In response, our team is leading a national convening of 40 stakeholders—including former CDC PRAMS staff, state PRAMS leaders, academic researchers, and nonprofit partners—to confront these risks head-on. Guided by APDU’s principles, we are:

- Creating a national advisory committee and working groups focused on (1) technical assistance to states, (2) logistical and legal infrastructure for sharing PRAMS data, and (3) building support for the continuation of PRAMS at the state and national levels.
- Developing concrete recommendations to sustain rigorous collection, weighting, cleaning, and dissemination of PRAMS data.
- Coordinating with regional efforts and national partners to ensure public, equitable access to high quality, confidential, ethically governed maternal health data over the long term.
Data Rescue Project
https://www.datarescueproject.org

The Data Rescue Project (DRP) is a grassroots volunteer organization founded in February 2025 in response to urgent threats to federal public data. Coordinated by members of IASSIST, RDAP, the Data Curation Network and others, DRP has mobilized hundreds of volunteers to identify, preserve, and provide access to at-risk government datasets, including CDC health surveys, infrastructure data, and LGBTQ+ federal data.

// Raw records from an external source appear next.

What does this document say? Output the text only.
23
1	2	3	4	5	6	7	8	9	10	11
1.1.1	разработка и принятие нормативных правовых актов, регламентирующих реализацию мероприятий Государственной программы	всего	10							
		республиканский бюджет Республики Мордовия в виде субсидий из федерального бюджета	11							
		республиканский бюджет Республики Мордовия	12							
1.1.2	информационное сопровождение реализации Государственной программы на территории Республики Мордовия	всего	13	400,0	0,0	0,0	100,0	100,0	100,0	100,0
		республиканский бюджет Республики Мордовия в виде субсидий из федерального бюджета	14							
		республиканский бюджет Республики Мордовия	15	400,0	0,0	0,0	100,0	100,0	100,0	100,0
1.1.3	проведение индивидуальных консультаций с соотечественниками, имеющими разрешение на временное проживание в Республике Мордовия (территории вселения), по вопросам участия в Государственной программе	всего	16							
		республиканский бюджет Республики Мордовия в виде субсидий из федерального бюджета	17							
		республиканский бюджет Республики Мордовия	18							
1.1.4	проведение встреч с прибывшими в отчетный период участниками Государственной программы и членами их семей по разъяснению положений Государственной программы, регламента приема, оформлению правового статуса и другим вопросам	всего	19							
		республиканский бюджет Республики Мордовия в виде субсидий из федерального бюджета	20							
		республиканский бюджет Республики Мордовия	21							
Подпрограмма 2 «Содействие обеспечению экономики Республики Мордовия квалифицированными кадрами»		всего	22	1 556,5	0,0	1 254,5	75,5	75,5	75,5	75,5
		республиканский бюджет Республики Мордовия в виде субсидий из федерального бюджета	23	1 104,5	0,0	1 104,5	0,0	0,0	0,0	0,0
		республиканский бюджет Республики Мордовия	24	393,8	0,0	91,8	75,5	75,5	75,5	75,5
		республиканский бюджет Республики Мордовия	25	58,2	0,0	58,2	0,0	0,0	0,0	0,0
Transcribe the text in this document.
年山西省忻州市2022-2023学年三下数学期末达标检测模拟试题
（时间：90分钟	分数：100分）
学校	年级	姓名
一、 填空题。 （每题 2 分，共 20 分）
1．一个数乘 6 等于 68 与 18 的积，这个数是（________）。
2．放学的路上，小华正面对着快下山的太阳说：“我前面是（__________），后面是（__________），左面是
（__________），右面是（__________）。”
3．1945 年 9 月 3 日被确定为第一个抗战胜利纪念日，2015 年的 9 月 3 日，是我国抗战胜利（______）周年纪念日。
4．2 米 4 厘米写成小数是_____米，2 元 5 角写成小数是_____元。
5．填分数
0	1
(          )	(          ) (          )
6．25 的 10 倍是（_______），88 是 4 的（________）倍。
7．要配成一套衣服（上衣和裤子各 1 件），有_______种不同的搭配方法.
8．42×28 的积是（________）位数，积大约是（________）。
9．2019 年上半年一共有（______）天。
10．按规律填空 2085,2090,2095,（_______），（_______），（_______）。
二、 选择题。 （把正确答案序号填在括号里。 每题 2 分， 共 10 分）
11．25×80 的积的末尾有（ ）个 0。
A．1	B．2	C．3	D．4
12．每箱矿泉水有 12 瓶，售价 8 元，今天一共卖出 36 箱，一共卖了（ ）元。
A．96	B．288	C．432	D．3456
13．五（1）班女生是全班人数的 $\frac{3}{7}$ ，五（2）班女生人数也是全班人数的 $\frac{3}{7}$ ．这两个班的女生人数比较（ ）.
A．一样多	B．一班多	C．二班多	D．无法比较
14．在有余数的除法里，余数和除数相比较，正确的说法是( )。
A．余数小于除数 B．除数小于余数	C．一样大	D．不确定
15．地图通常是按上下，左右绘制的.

DRP exemplifies responsible data stewardship across multiple APDU principles: it expands public access to data threatened with removal, maintains transparent documentation of rescue efforts through its public portal and tracker, advocates for sustainable data infrastructure, and partners globally with organizations like the Humanitarian Archive Emergency Project, Save Our Signs, the Coalition for Resilient Research Data Infrastructure (CRRDI), and PEDP. Recent efforts saved the CDC NHANES dataset and the HIFLD infrastructure layers, which are now publicly accessible through HIFLD Next.

At a moment when public data access is under an unprecedented threat, DRP has become an essential community resource. Demonstrating that distributed, volunteer-driven stewardship can protect the data the public depends on.
dataindex.us
dataindex.us

America's Data Index (dataindex.us) is a public monitoring initiative dedicated to tracking the availability and transparency of U.S. federal data infrastructure. Launched in response to growing concerns about unannounced changes to government datasets, dataindex.us gives researchers, advocates, and the public real-time visibility into dataset availability and the federal Information Change Request (ICR) process — aggregating and simplifying OMB review activity that is technically public but difficult to find and interpret.

dataindex.us exemplifies the APDU principle that Public Data Are Transparent: its ICR tracker surfaces proposed changes to federal surveys before they take effect, its dataset monitoring flags unexpected removals or failures to release as expected, and its "Take Action" feature alerts users to open comment periods so the public can engage directly with federal data governance decisions.
Open data efforts on police use of force
https://www.tandfonline.com/doi/full/10.1080/30679125.2026.2681580

Dr. Brittany Freelin and Dr. Claire Kelling's recent publication in Evidence Base, documenting use-of-force transparency practices across 47 cities in the United States, represents a significant contribution to public data accessibility and accountability. The work systematically evaluates how police departments across the country release use-of-force data to the public, identifying patterns in how departments aggregate, format, and present data in ways that can facilitate independent analysis by community members and researchers, if done effectively.

The research is explicitly oriented toward expanding public access to and use of policing data and equipping communities to advocate for greater transparency from their own departments. By creating a comparative framework across these 47 jurisdictions, the work makes visible the wide variation in departmental transparency practices and gives community organizations concrete tools to evaluate and challenge the data practices of their local departments.

This work is already being used in conversations by community organizations in the Twin Cities of Minnesota as they advocate for detailed public release of policing data in formats that serve community analysis. This effort is an example of rigorous research on public data practices in service of community needs and priorities.